I came across an interesting article the other day on the Wall Street Journal Online. Cyril Moulle-Berteaux of Traxis Partners LP (a hedge fund based in New York) wrote an article entitled “The Housing Crisis is Over.” He brought up some very interesting points, which I’d like to highlight for you and also provide some commentary as well as my own personal opinion on the points that he’s made.

Mr. Moulle-Berteaux begins his article by mentioning that headlines in the financial as well as the popular press are intensifying. Yet even with all of these cries of doom and gloom he predicts that “April 2008 will mark the bottom of the U.S. housing market.” This article, although posted almost a month ago, caught my eye because of the significance of this statement. What would Mr. Moulle-Berteaux use to back up this statement? How could he possibly claim that we’re at the bottom and won’t go down any more when it seems so obvious that this is quite untrue? Isn’t it?

What the “Bottom” Means

The author reminds us that “a bottom does not mean that prices are about to return to the heady days of 2005. It just means that the trend is no longer getting worse, which is the critical factor.” All things considered this makes his profound statement seem less impossible and even somewhat likely. After all we have been in this housing bust for several years now, shouldn’t it be about time for us to be at the bottom of the bust? It is definitely a possibility, but is it an actuality?

Mr. Moulle-Berteaux’s Argument

The author argued that the same thing that caused this bust is likely to pull us out of it: affordability.
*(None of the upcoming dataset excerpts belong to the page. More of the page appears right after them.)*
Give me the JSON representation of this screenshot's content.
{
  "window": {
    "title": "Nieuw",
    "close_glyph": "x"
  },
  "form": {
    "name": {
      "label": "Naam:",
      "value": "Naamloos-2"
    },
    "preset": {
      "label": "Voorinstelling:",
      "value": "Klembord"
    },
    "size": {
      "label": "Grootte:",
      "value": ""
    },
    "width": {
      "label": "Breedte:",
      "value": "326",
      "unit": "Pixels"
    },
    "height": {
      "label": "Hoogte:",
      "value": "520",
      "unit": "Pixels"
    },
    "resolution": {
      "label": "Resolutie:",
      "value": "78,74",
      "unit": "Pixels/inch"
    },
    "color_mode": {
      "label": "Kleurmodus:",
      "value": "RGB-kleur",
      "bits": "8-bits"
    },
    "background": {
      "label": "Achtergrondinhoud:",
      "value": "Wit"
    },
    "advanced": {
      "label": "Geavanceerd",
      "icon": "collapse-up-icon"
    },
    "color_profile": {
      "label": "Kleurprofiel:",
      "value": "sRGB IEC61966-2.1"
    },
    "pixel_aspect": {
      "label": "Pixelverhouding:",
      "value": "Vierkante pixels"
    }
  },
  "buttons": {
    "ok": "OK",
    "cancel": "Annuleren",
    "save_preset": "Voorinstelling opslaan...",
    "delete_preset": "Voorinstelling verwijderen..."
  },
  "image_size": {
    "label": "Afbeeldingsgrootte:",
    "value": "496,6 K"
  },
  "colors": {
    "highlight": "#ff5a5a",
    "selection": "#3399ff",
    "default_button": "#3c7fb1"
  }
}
According to him during the 90’s and early 2000’s it took 19% of average monthly income to “service a conforming mortgage on the average home purchased.”  For first time buyers he claims that it took 29% of monthly income to purchase a home.  These numbers jumped for non-first-time home buyers and first-time buyers, respectively, to 25% and 37% of monthly income by the year 2006.  Over the past two years (since the previous mentioned point in 2006) Moulle-Berteaux argues that home prices have fallen 10-15% and mortgage rates have come down 70 basis points from their high (a basis point is equal to 1/100th of a percent).  This reduction in home prices has brought the monthly income/mortgage payment ratio back in line at 19% of monthly income for the average home buyer and 31% for the first-time home buyer.  In other words, he claims, “homes on average are back to being as affordable as during the best of times in the 1990s.”  

Essentially Moulle-Bertreaux is arguing that although inventories are at their highest levels ever and that home values are dropping like flies, we have reached a bottom.  He claims that inventories are increasing, but at decreasingly smaller levels and that prices – although they will continue to drop until sometime in 2009 – will not drop at the level that they have heretofore been dropping at.  It’s an interesting argument, and it does make sense but does not seem to be the reality of the situation – at least not yet.

The Market in My Neighborhood

I did a little bit of research for the median home price in Phoenix, AZ as well as the median and average household incomes.  I then used these figures to calculate a percentage of an average mortgage payment (based on a rate of 6.31% APY and the median home price of $210,000 with no down payment) and the 2006 greater-Phoenix median household income of $51,862 dollars.  With these figures I calculated that the average home buyer (based on their income equaling the median income) in the Phoenix area buying a home that’s valued at the median price would have a mortgage payment to monthly income ratio of 38% which is well above the authors claimed percentages of 19% and 31% for the average home buyer and the first-time buyer.

The market in my neighborhood is – based on the authors facts and figures – far above the affordability index that he has created.  So for the Phoenix area at least it seems that the housing crisis is not over… not yet.

How is the market in your neck of the woods?  Does it fall in line with these “averages” that Mr. Moulle-Berteaux has stated?